Eindhoven is one of the smaller cities, with just about 220,000 residents. It’s located a little over an hour’s train ride south of Amsterdam in North-Brabant, and is known as the “most inventive city” in the world — locally, it’s known as the research and knowledge hub of the Netherlands. It’s also been ranked as one of the most intelligent communities in the world by the Intelligent Community Forum, thanks to its technology-focused manufacturing industry, its technology university and its standing as the home of some of the most innovative companies.

The unemployment rate is 6.8, comparable to Amsterdam but far lower than other major cities. The biggest employers include Philips, ASML and NXP, a semiconductor manufacturer. Because the city is a meeting place for the greatest global minds, English is widely spoken; expats in technical fields, researchers, engineers and IT professionals can more easily find work in Eindhoven without speaking Dutch. 


Locating jobs in Limburg

Limburg is a hidden gem in the Netherlands, often visited by those living in the north for its beautiful landscape and more peaceful atmosphere. Its largest city in the province is its capital Maastricht with about 123,000 residents, so you should not expect the bustling metropolises the north offers.
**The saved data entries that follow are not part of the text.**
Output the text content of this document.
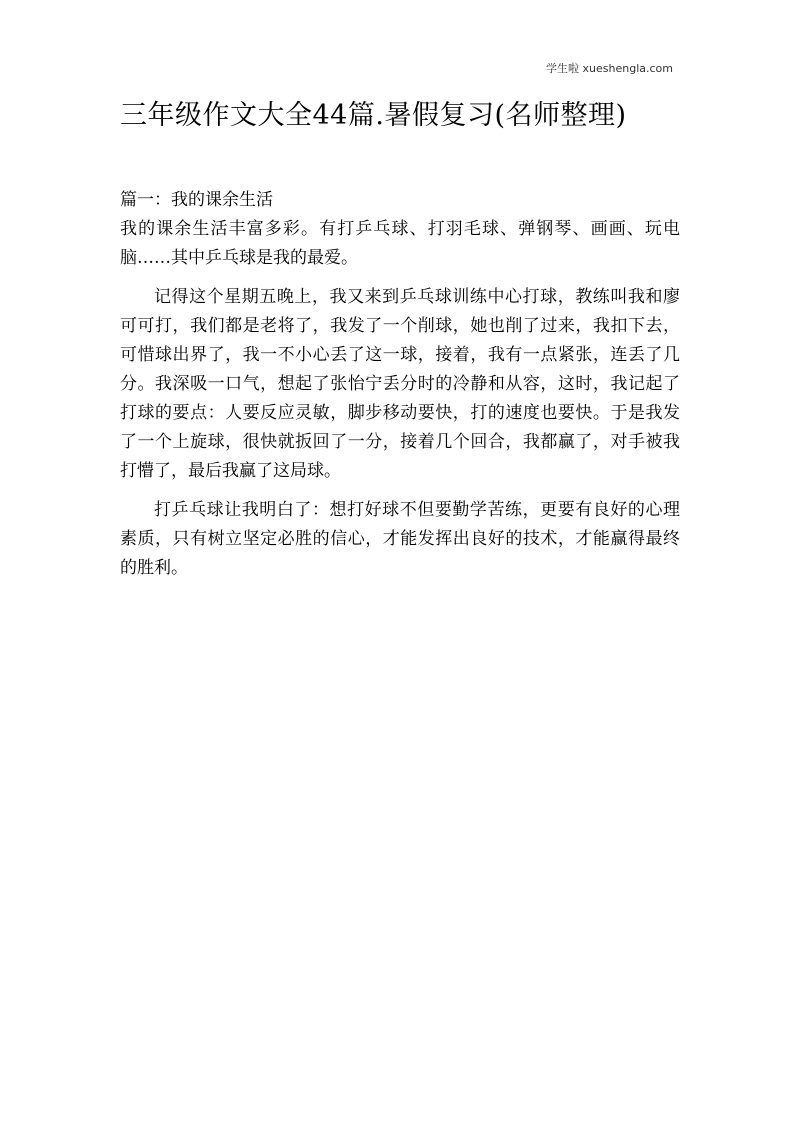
学生啦 xueshengla.com
三年级作文大全44篇.暑假复习(名师整理)

篇一：我的课余生活

我的课余生活丰富多彩。有打乒乓球、打羽毛球、弹钢琴、画画、玩电脑……其中乒乓球是我的最爱。

记得这个星期五晚上，我又来到乒乓球训练中心打球，教练叫我和廖可可打，我们都是老将了，我发了一个削球，她也削了过来，我扣下去，可惜球出界了，我一不小心丢了这一球，接着，我有一点紧张，连丢了几分。我深吸一口气，想起了张怡宁丢分时的冷静和从容，这时，我记起了打球的要点：人要反应灵敏，脚步移动要快，打的速度也要快。于是我发了一个上旋球，很快就扳回了一分，接着几个回合，我都赢了，对手被我打懵了，最后我赢了这局球。

打乒乓球让我明白了：想打好球不但要勤学苦练，更要有良好的心理素质，只有树立坚定必胜的信心，才能发挥出良好的技术，才能赢得最终的胜利。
However, the unemployment rate in Limburg is just 5.5 percent, lower than all of the abovementioned cities, and it boasts a number of big-time employers such as tile manufacturer Mosa in Maastricht and various companies on the chemical park Chemelot in Geleen.

For expats, the best place in Limburg to find work is most likely Maastricht as English is more widely spoken — the official language of Maastricht University is English, and there are a number of international companies headquartered in the city such as the university medical centre, the European Journalism Centre and the European Centre for Development Policy Management (ECDPM). Outside Maastricht, expats may have trouble finding jobs where Dutch is not needed — in fact, the region’s dialect, Limburgs, is used more frequently in regular conversation than any other dialect in the Netherlands.